By the following daybreak, Schmidty was electrified with concern over the escalating security breaches. With few options remaining, a grounds patrol was enacted. And while Hyacinth volunteered, she was immediately disqualified due to her incontrovertibly loquacious nature. It was, after all, her big mouth that had started the entire Sylvie Montgomery mess. As for Madeleine, she wholeheartedly refused to take part because of spiders’ and insects’ well-known proclivity for living outside. And
Garrison begged off after seeing some gray storm clouds overhead, concerned that a flash flood was on its way. This left only Theo and Lulu for the inaugural patrol of Summerstone’s grounds.

“Must you eat like that?” Lulu asked as she watched Theo shove handfuls of dry cereal into his mouth before taking a swig of milk from the carton.

“We are on patrol; I need to be prepared to move at a second’s notice. I can’t be weighed down by a bowl and spoon. Honestly, Lulu, it’s like you’ve never been on a stakeout before.”

“This isn’t a stakeout; we’re basically mall cops.”

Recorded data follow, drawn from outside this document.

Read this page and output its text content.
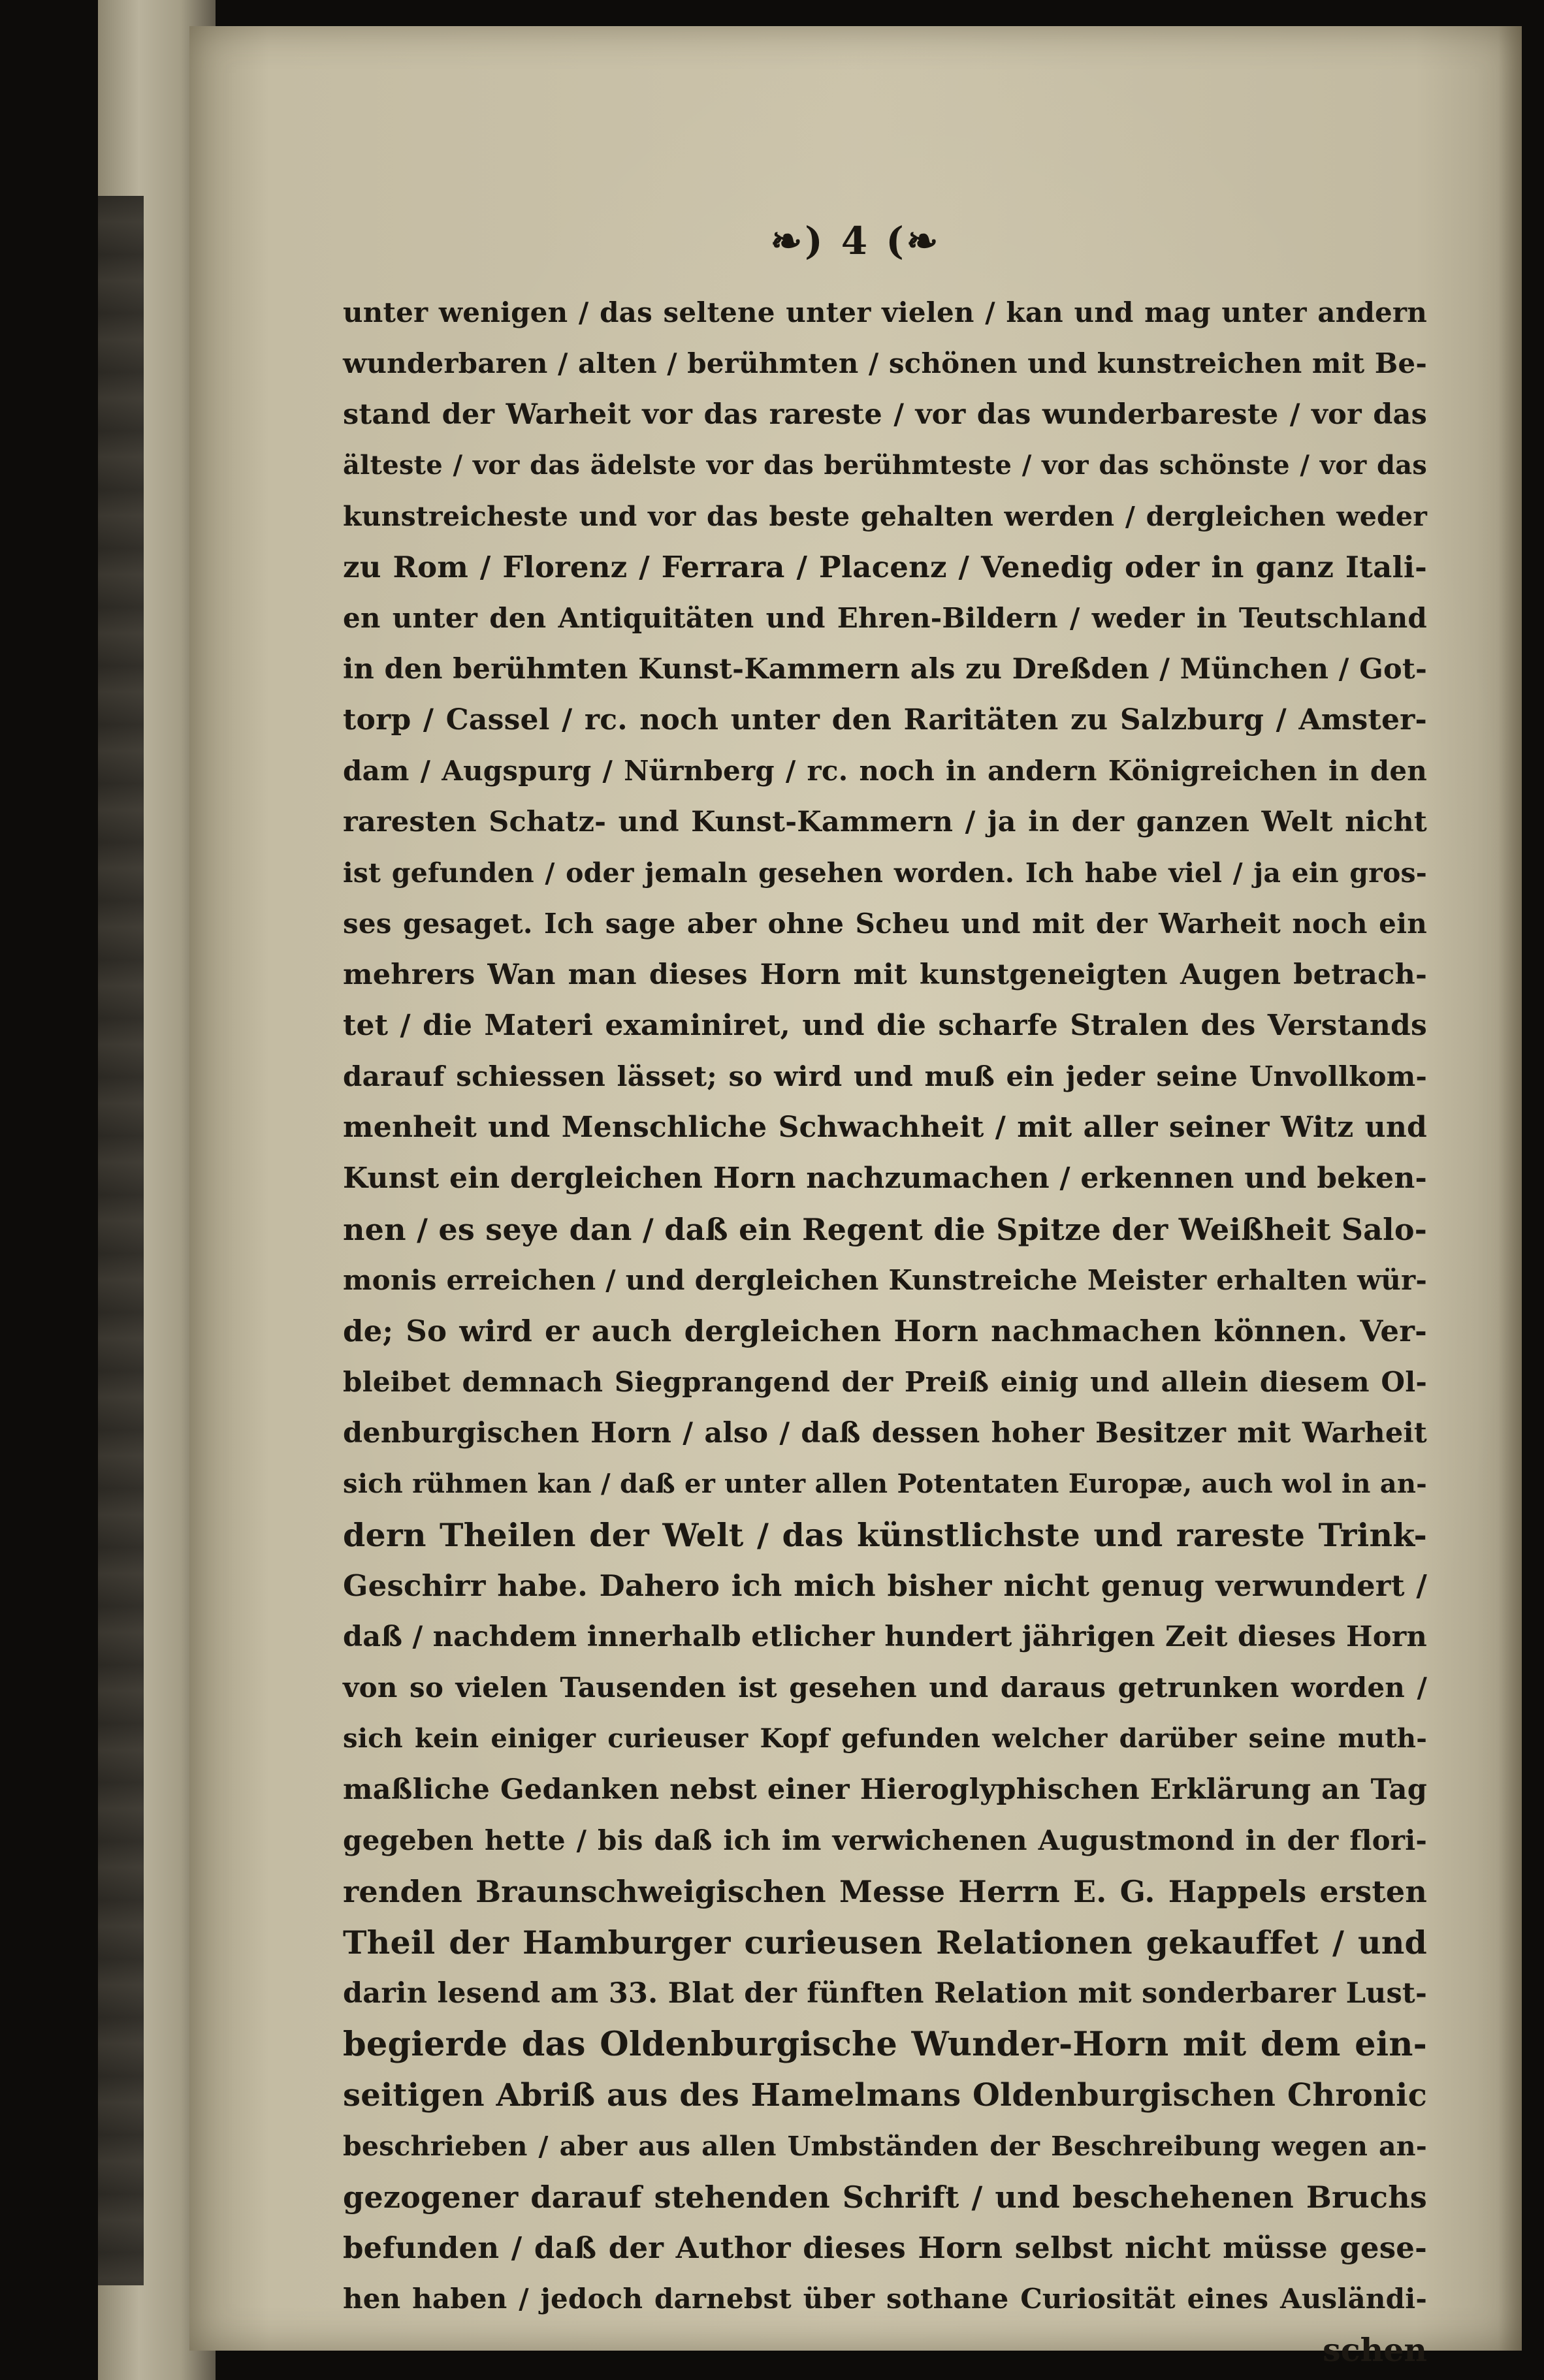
❧) 4 (❧
unter wenigen / das seltene unter vielen / kan und mag unter andern
wunderbaren / alten / berühmten / schönen und kunstreichen mit Be-
stand der Warheit vor das rareste / vor das wunderbareste / vor das
älteste / vor das ädelste vor das berühmteste / vor das schönste / vor das
kunstreicheste und vor das beste gehalten werden / dergleichen weder
zu Rom / Florenz / Ferrara / Placenz / Venedig oder in ganz Itali-
en unter den Antiquitäten und Ehren-Bildern / weder in Teutschland
in den berühmten Kunst-Kammern als zu Dreßden / München / Got-
torp / Cassel / rc. noch unter den Raritäten zu Salzburg / Amster-
dam / Augspurg / Nürnberg / rc. noch in andern Königreichen in den
raresten Schatz- und Kunst-Kammern / ja in der ganzen Welt nicht
ist gefunden / oder jemaln gesehen worden. Ich habe viel / ja ein gros-
ses gesaget. Ich sage aber ohne Scheu und mit der Warheit noch ein
mehrers Wan man dieses Horn mit kunstgeneigten Augen betrach-
tet / die Materi examiniret, und die scharfe Stralen des Verstands
darauf schiessen lässet; so wird und muß ein jeder seine Unvollkom-
menheit und Menschliche Schwachheit / mit aller seiner Witz und
Kunst ein dergleichen Horn nachzumachen / erkennen und beken-
nen / es seye dan / daß ein Regent die Spitze der Weißheit Salo-
monis erreichen / und dergleichen Kunstreiche Meister erhalten wür-
de; So wird er auch dergleichen Horn nachmachen können. Ver-
bleibet demnach Siegprangend der Preiß einig und allein diesem Ol-
denburgischen Horn / also / daß dessen hoher Besitzer mit Warheit
sich rühmen kan / daß er unter allen Potentaten Europæ, auch wol in an-
dern Theilen der Welt / das künstlichste und rareste Trink-
Geschirr habe. Dahero ich mich bisher nicht genug verwundert /
daß / nachdem innerhalb etlicher hundert jährigen Zeit dieses Horn
von so vielen Tausenden ist gesehen und daraus getrunken worden /
sich kein einiger curieuser Kopf gefunden welcher darüber seine muth-
maßliche Gedanken nebst einer Hieroglyphischen Erklärung an Tag
gegeben hette / bis daß ich im verwichenen Augustmond in der flori-
renden Braunschweigischen Messe Herrn E. G. Happels ersten
Theil der Hamburger curieusen Relationen gekauffet / und
darin lesend am 33. Blat der fünften Relation mit sonderbarer Lust-
begierde das Oldenburgische Wunder-Horn mit dem ein-
seitigen Abriß aus des Hamelmans Oldenburgischen Chronic
beschrieben / aber aus allen Umbständen der Beschreibung wegen an-
gezogener darauf stehenden Schrift / und beschehenen Bruchs
befunden / daß der Author dieses Horn selbst nicht müsse gese-
hen haben / jedoch darnebst über sothane Curiosität eines Ausländi-
schen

“Do you take Visa? Because this doesn’t look like the mall to me.”

“You have the worst comebacks I have ever heard, and I do mean
ever.

“Excuse me,” came a voice from behind Lulu and Theo, greatly surprising them. “I don’t suppose you could help me? My name is Melissa, and I’m looking for School of Fear. I hear it really helps with… fears.”

Standing before them, dressed in a blond wig braided into pigtails, a plaid school uniform, and thick glasses, was none other than Sylvie Montgomery. Try as she
might to disguise herself, her nose and pink skin tone were unmistakable.

“Um, hello? Of course it’s good with fears—that’s why it’s called School of
Fear,
” Theo said condescendingly, clearly unaware of Melissa’s true identity.